Hai definito questo pezzo come "perfetto per un festival" per la grande carica che trasmette. Quali sono i feedback più belli che stai ricevendo da chi, come te, sente il bisogno di "spezzare le catene" e rialzarsi?
Il messaggio più bello è quando qualcuno mi scrive che si è riconosciuto nella canzone. Alcune persone mi hanno detto che l’ascoltano nei momenti difficili perché dà energia e li fa sentire meno soli. È la cosa più importante: capire che una storia personale può diventare anche la storia di qualcun altro.

Il video di "Un nuovo giorno" è molto simbolico: inizia in un’atmosfera cupa per poi cercare una forza purificatrice nel mare. Ci racconti come avete scelto queste immagini per rappresentare visivamente il concetto di "ritrovata libertà"?
Il mare per me è sempre stato un simbolo di rinascita. L’idea era mostrare un passaggio: dall’oscurità iniziale a qualcosa di più leggero e libero.
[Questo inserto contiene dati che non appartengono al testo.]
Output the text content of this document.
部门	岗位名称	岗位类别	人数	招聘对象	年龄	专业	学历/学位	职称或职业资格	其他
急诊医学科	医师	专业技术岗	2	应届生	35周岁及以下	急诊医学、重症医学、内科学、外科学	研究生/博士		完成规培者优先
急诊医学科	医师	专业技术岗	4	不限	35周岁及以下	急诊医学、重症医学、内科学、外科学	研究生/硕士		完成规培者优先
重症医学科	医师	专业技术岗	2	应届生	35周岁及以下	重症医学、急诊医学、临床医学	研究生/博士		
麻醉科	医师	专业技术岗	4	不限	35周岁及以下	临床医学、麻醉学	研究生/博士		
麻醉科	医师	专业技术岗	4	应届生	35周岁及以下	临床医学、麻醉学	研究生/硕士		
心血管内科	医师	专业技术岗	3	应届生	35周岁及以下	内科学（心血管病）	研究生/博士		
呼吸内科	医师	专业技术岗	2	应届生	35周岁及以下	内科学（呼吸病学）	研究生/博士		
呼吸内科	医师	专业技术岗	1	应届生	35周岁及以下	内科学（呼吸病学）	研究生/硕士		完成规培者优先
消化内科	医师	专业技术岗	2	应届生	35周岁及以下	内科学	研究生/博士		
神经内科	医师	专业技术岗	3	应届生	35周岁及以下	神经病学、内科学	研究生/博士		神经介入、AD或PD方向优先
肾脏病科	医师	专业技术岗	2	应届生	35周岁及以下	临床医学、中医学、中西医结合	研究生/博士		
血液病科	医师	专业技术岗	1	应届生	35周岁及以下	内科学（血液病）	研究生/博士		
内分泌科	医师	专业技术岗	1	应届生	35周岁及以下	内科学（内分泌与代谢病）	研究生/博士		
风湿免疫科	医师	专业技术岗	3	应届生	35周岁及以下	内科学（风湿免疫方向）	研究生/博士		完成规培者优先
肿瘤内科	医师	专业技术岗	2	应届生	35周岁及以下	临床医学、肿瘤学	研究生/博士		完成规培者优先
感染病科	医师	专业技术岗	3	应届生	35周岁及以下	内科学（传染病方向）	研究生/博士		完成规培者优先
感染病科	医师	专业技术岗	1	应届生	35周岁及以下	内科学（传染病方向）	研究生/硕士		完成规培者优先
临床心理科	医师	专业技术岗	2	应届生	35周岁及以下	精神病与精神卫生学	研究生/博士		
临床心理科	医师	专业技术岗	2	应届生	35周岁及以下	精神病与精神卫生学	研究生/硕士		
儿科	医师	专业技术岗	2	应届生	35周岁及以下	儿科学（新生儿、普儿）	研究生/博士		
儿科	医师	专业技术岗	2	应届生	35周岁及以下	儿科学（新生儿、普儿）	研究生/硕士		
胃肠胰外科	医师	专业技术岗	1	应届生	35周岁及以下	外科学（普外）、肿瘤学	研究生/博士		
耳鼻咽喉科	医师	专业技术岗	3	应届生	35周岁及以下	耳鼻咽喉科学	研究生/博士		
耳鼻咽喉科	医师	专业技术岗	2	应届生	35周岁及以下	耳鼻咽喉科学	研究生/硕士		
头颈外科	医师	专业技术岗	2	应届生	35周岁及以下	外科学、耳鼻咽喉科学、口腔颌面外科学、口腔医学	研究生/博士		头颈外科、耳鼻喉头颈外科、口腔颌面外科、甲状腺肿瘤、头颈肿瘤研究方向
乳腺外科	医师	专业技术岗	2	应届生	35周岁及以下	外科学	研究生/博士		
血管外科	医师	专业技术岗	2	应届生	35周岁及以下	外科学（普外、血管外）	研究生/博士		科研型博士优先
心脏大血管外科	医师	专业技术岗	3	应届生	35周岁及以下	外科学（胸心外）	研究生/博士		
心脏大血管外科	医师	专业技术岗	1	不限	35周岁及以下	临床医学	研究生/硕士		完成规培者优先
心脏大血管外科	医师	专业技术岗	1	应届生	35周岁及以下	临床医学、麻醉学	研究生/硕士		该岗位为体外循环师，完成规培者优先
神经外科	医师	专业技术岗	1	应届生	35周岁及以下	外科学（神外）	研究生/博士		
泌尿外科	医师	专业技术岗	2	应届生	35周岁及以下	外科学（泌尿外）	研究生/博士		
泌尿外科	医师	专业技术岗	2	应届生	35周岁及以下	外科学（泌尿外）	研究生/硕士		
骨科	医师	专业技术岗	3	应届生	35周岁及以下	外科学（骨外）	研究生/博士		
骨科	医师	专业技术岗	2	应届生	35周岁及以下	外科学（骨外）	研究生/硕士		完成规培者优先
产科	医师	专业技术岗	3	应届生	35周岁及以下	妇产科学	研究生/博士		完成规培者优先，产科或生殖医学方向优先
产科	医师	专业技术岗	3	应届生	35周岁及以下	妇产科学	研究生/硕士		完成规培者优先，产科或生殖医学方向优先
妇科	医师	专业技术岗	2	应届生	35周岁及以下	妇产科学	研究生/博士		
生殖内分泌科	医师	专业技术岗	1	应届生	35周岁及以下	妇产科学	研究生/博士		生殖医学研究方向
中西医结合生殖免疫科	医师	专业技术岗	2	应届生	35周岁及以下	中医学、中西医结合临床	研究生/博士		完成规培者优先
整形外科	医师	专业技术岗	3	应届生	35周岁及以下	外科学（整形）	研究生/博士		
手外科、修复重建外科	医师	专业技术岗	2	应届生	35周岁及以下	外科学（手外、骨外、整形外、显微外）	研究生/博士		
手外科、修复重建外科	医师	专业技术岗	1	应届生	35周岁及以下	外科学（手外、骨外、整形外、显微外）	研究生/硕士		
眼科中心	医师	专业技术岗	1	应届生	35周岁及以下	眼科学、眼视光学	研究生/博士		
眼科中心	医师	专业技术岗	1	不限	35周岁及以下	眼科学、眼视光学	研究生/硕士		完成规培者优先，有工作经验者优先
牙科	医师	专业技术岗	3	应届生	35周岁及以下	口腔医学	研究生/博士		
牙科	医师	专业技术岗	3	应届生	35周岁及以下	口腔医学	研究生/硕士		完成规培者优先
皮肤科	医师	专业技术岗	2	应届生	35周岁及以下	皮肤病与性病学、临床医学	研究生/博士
L’acqua rappresenta proprio questo, una pulizia emotiva, il lasciare andare quello che ci trattiene per poter ripartire davvero. E sono molto legata al posto in cui è stato registrato, Milazzo città sul mare, che ho frequentato nel pieno dell'adolescenza, posto in cui ho frequentato le scuole superiori. 

Dopo questo importante capitolo dedicato alla rinascita e alla forza interiore, cosa dobbiamo aspettarci dal tuo prossimo lavoro? Continuerai a esplorare quel mix di elettro pop e reggaeton che ti caratterizza?
Sì, continuerò su quella direzione, ma con nuove sfumature. Sto scrivendo nuova musica e voglio raccontare altri lati di me, non solo la rinascita ma anche le fasi intermedie, quelle più vere e quotidiane. L’obiettivo è crescere passo dopo passo e portare presto queste canzoni anche dal vivo.